Originally Published in the Blackstone Valley Tribune, October 29, 2021
BY KIMBERLY PALMUCCI
When runners compete at large invitationals, the hope is to receive a medal for a job well done within a large, competitive crowd. Sometimes a job well done takes on new meaning.The Whitinsville Christian School Cross Country team traveled to Falmouth, MA, on Friday, October 15, to participate in the Bob McIntyre Twilight Invitational as one of 150 teams. In his second lap, sophomore, Nicolas Belucio, reached the top of a hill in a secluded part of the course. “I saw a runner on the corner behind the barn,” said Nic. He was hunched over, grabbing his leg, and obviously in pain. Nobody was helping him.” Nic expected he would see someone help the injured runner soon, but no one seemed to notice. “I went under the rope and asked him if he needed help. He couldn’t talk because he was crying in pain. I told him I was going to get help and he nodded. I couldn’t get anyone’s attention. Finally, I found someone and asked if there was a medic tent. I told that person someone was hurt and I asked them to go stay with him while I went to the tent.” Nic ran to the med tent, located near the finish line. He heard someone on the radio calling for help for the runner. “I jumped on a golf cart to return to the area. By the time we got there, another cart had already picked him up. The person I was with told me to go ahead and get back on the course.” By the time he finished, Nic had run 4.3 miles, instead of the standard cross country course of 3.1 miles.
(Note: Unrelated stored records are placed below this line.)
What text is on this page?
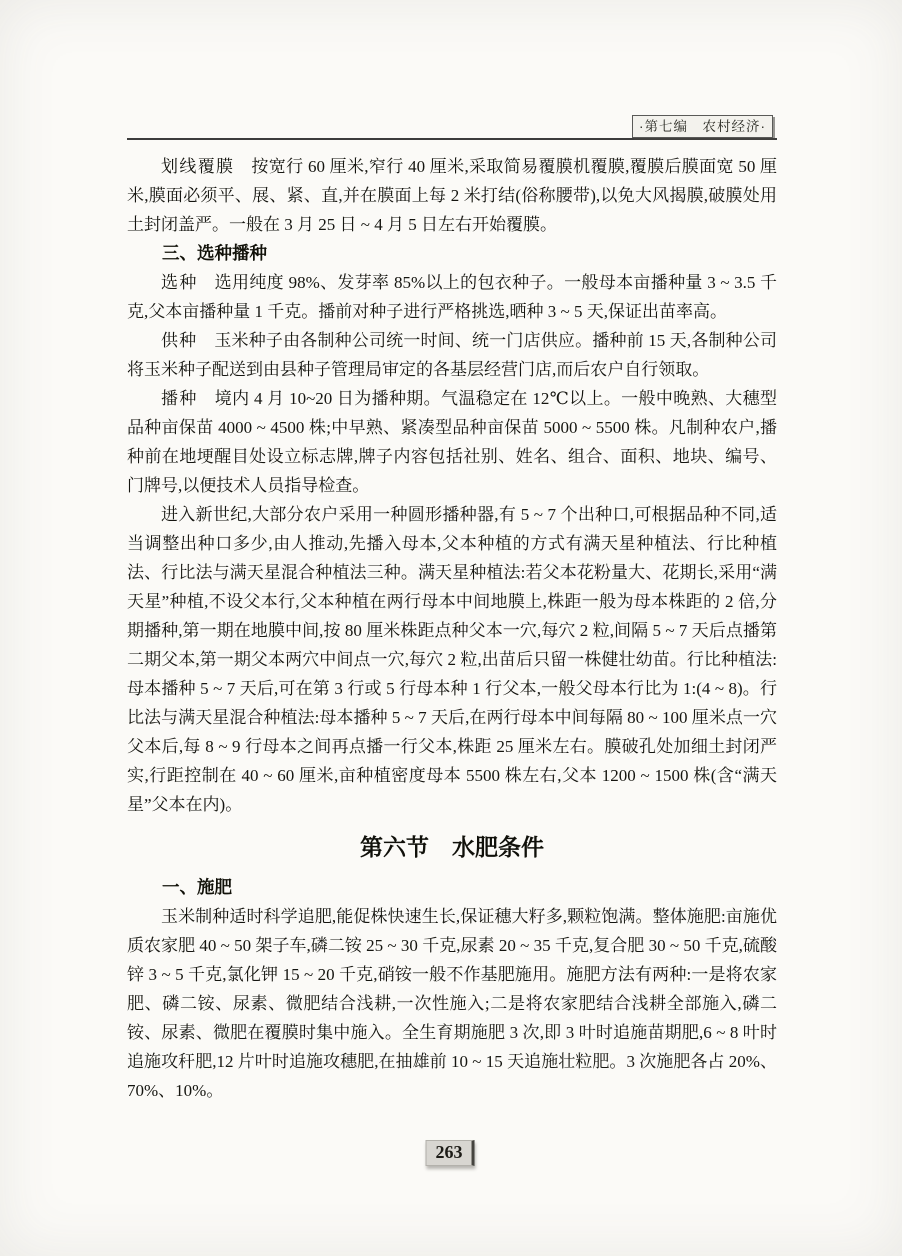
·第七编　农村经济·

划线覆膜 按宽行 60 厘米,窄行 40 厘米,采取简易覆膜机覆膜,覆膜后膜面宽 50 厘米,膜面必须平、展、紧、直,并在膜面上每 2 米打结(俗称腰带),以免大风揭膜,破膜处用土封闭盖严。一般在 3 月 25 日 ~ 4 月 5 日左右开始覆膜。

三、选种播种

选种 选用纯度 98%、发芽率 85%以上的包衣种子。一般母本亩播种量 3 ~ 3.5 千克,父本亩播种量 1 千克。播前对种子进行严格挑选,晒种 3 ~ 5 天,保证出苗率高。

供种 玉米种子由各制种公司统一时间、统一门店供应。播种前 15 天,各制种公司将玉米种子配送到由县种子管理局审定的各基层经营门店,而后农户自行领取。

播种 境内 4 月 10~20 日为播种期。气温稳定在 12℃以上。一般中晚熟、大穗型品种亩保苗 4000 ~ 4500 株;中早熟、紧凑型品种亩保苗 5000 ~ 5500 株。凡制种农户,播种前在地埂醒目处设立标志牌,牌子内容包括社别、姓名、组合、面积、地块、编号、门牌号,以便技术人员指导检查。

进入新世纪,大部分农户采用一种圆形播种器,有 5 ~ 7 个出种口,可根据品种不同,适当调整出种口多少,由人推动,先播入母本,父本种植的方式有满天星种植法、行比种植法、行比法与满天星混合种植法三种。满天星种植法:若父本花粉量大、花期长,采用“满天星”种植,不设父本行,父本种植在两行母本中间地膜上,株距一般为母本株距的 2 倍,分期播种,第一期在地膜中间,按 80 厘米株距点种父本一穴,每穴 2 粒,间隔 5 ~ 7 天后点播第二期父本,第一期父本两穴中间点一穴,每穴 2 粒,出苗后只留一株健壮幼苗。行比种植法:母本播种 5 ~ 7 天后,可在第 3 行或 5 行母本种 1 行父本,一般父母本行比为 1:(4 ~ 8)。行比法与满天星混合种植法:母本播种 5 ~ 7 天后,在两行母本中间每隔 80 ~ 100 厘米点一穴父本后,每 8 ~ 9 行母本之间再点播一行父本,株距 25 厘米左右。膜破孔处加细土封闭严实,行距控制在 40 ~ 60 厘米,亩种植密度母本 5500 株左右,父本 1200 ~ 1500 株(含“满天星”父本在内)。

第六节　水肥条件
一、施肥

玉米制种适时科学追肥,能促株快速生长,保证穗大籽多,颗粒饱满。整体施肥:亩施优质农家肥 40 ~ 50 架子车,磷二铵 25 ~ 30 千克,尿素 20 ~ 35 千克,复合肥 30 ~ 50 千克,硫酸锌 3 ~ 5 千克,氯化钾 15 ~ 20 千克,硝铵一般不作基肥施用。施肥方法有两种:一是将农家肥、磷二铵、尿素、微肥结合浅耕,一次性施入;二是将农家肥结合浅耕全部施入,磷二铵、尿素、微肥在覆膜时集中施入。全生育期施肥 3 次,即 3 叶时追施苗期肥,6 ~ 8 叶时追施攻秆肥,12 片叶时追施攻穗肥,在抽雄前 10 ~ 15 天追施壮粒肥。3 次施肥各占 20%、70%、10%。

263
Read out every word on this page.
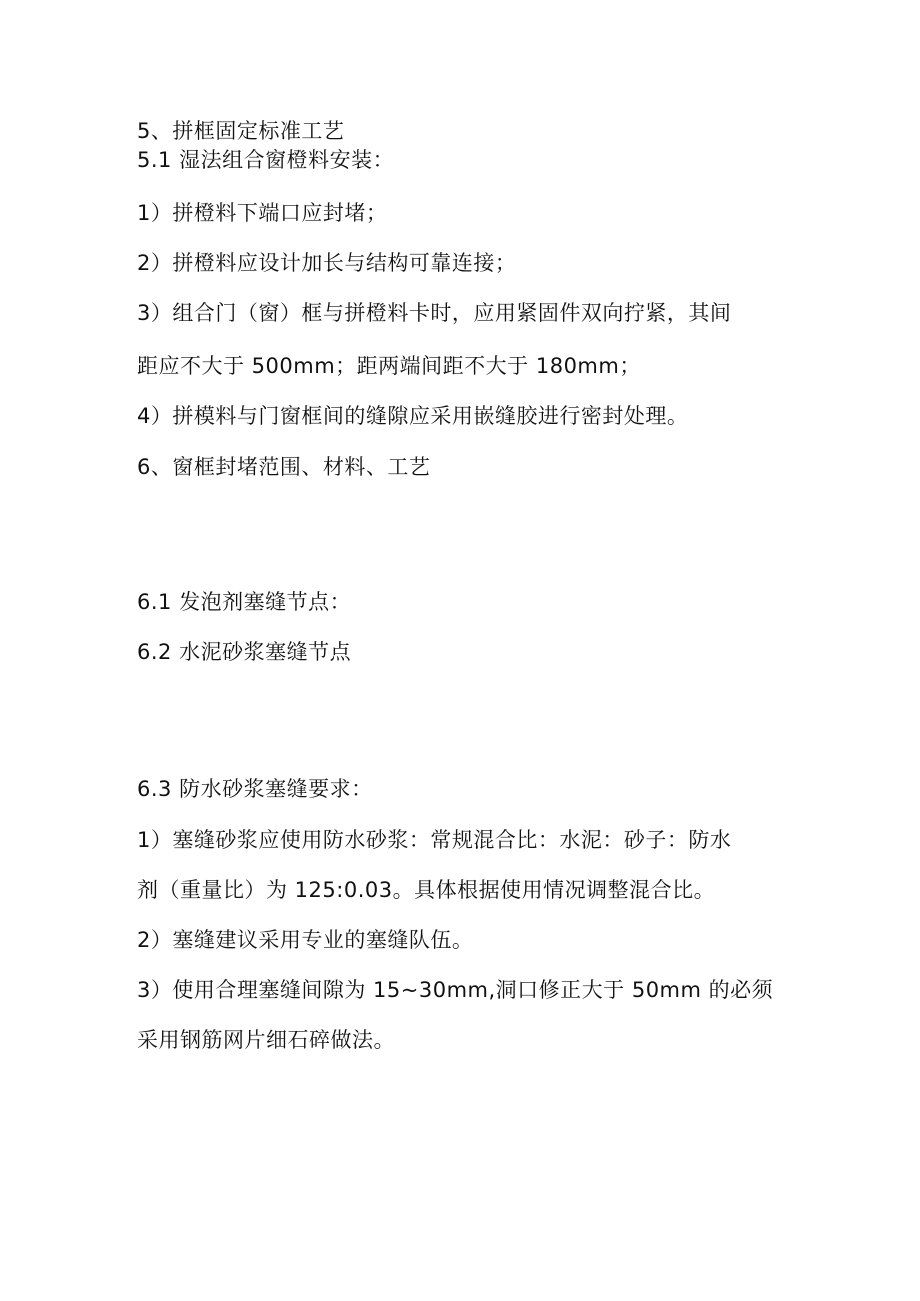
5、拼框固定标准工艺
5.1 湿法组合窗橙料安装：
1）拼橙料下端口应封堵；
2）拼橙料应设计加长与结构可靠连接；
3）组合门（窗）框与拼橙料卡时，应用紧固件双向拧紧，其间
距应不大于 500mm；距两端间距不大于 180mm；
4）拼模料与门窗框间的缝隙应采用嵌缝胶进行密封处理。
6、窗框封堵范围、材料、工艺
6.1 发泡剂塞缝节点：
6.2 水泥砂浆塞缝节点
6.3 防水砂浆塞缝要求：
1）塞缝砂浆应使用防水砂浆：常规混合比：水泥：砂子：防水
剂（重量比）为 125:0.03。具体根据使用情况调整混合比。
2）塞缝建议采用专业的塞缝队伍。
3）使用合理塞缝间隙为 15~30mm,洞口修正大于 50mm 的必须
采用钢筋网片细石碎做法。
After finishing his own race, Nic went to the med tent to find the runner. “I was glad to see he was doing better. He asked if I was the one who had stopped to help him, and he thanked me for doing that.” Coach Chris
Vander Baan is incredibly proud of Nic’s selflessness. “I believe Nic gave up a medal at the Twilight Meet to help a competing runner. I told Nic I was so proud of him for putting the well-being of another runner above his own personal goals. It’s easy to forget about the medals, but you will never forget stopping during a race and helping out a fellow runner.”
What prompted Nic to leave a race he was running well? “I typically pray before races but since I was especially nervous before this one, I prayed, ‘God, help me with this race. Let me do this with You, for You, so I can show my faith through You.’ Maybe this was a test God had given me to show how, as a Christian, I can represent the school. I am sad I may have missed out on a medal, but if I was in the same situation again, I would help. Someone’s health is more important than a medal, and hopefully I have more chances in the future.”